Now, if you're going to make a science fiction movie about some weird stuff going on in town, some conspiracy or secret, there are a couple of ways of approaching it. You always begin with a normal person, as this movie does with Kinsky. And there should be someone else around who behaves normally, so that the hero or heroine can have someone to talk things over with. Katherine Ross, in "The Stepford Wives", has the bosomy, candid Paula Prentice to talk to, until Prentice became part of the problem instead of the solution.

Alternatively you can have the entire town act normal until its residents one by one become creepy, or a group become, let's say, unusual. See "Invasion of the Body Snatchers" for an example of the first kind, and "Village of the Damned" for the second.

In this remake, the entire town resents Kinsky from the moment she first drives into it, even before they can possibly know who she is. Actually, she's the school's resident psychological counselor, which puts her in the position of being nosy and turning the town's resentments into full-blown hatred. We know she's resented from the first few minutes of the movie when the director has carelessly positioned the extras so that they all stand with their hands on their hips, glaring at her.
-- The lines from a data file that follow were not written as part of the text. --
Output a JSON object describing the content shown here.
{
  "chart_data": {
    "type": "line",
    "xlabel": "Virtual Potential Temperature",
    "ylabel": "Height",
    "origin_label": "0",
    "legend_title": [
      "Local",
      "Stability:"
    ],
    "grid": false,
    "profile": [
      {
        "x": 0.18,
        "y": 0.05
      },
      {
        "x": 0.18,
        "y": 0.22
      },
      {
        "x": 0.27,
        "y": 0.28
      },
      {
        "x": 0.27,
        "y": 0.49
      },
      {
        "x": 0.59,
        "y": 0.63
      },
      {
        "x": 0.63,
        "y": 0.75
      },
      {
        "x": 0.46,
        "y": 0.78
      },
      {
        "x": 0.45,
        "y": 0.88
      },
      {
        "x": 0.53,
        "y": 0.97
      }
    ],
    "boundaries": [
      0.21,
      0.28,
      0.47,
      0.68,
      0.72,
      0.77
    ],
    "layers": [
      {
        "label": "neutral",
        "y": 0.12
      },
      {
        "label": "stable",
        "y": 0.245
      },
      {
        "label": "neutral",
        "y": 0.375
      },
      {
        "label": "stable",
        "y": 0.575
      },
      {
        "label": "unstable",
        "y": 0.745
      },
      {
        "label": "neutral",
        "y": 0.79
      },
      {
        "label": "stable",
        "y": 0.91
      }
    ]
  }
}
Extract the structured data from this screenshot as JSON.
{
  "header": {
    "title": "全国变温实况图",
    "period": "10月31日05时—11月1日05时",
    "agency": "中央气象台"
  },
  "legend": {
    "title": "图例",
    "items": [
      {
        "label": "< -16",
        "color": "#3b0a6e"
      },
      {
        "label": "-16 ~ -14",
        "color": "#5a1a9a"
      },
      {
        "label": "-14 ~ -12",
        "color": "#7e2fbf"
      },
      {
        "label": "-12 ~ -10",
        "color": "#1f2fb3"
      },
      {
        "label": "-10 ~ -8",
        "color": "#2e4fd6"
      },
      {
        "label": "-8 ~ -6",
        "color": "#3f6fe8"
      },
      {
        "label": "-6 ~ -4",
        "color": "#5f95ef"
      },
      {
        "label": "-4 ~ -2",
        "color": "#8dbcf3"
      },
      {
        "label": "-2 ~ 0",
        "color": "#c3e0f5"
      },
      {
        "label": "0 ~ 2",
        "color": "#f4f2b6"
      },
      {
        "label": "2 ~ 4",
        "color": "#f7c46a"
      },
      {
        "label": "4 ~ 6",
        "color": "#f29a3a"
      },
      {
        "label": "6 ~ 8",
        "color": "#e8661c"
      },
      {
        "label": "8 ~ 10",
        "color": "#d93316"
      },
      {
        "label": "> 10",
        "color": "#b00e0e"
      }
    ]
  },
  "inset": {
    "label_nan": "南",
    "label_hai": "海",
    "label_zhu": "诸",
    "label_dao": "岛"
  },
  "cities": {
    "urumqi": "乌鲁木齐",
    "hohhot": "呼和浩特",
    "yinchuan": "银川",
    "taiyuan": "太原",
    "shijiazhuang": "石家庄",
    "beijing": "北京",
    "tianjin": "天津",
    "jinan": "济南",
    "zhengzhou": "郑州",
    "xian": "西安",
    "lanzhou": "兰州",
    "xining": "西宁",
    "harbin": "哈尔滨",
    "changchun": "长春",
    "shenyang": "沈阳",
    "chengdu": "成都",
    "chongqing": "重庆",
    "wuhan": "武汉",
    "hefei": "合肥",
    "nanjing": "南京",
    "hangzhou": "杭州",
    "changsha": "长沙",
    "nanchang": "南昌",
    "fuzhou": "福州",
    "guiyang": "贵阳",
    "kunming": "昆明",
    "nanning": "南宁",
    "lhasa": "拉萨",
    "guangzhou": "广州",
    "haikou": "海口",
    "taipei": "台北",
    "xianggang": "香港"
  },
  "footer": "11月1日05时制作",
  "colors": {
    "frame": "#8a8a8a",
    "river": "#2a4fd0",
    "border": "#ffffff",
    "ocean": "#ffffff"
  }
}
Does she get help from the school's nurse? How about the school's principal? Are you kidding? This raises an interesting question right off the bat. If no one in the town wants a snoopy school psychologist, then why did they hire one? I have it on now in the other room. Somehow it was mistakenly included in a box of DVDs someone sent me. I won't watch it until the end because I don't care what the town's secret is. I imagine, though, that, since this is a remake of a cheap science fiction film from the 50s, and because the cover tells me so, that a monster appears courtesy of special effects. The appearance of a modern CGI monster is, I take it, the chief reason for the appearance of the movie. I can't think of any other reason.

Who would enjoy it? I think lots of kids around 10 or 12 would get a kick out of this undemanding and commercial pap. And, meaning no disrespect, I imagine some adults with a taste for cheaply done science fiction movies with slobbering creatures killing off characters would also enjoy it.

Not my cup of tea though. Not a soupçon of originality. Can't speak for everyone.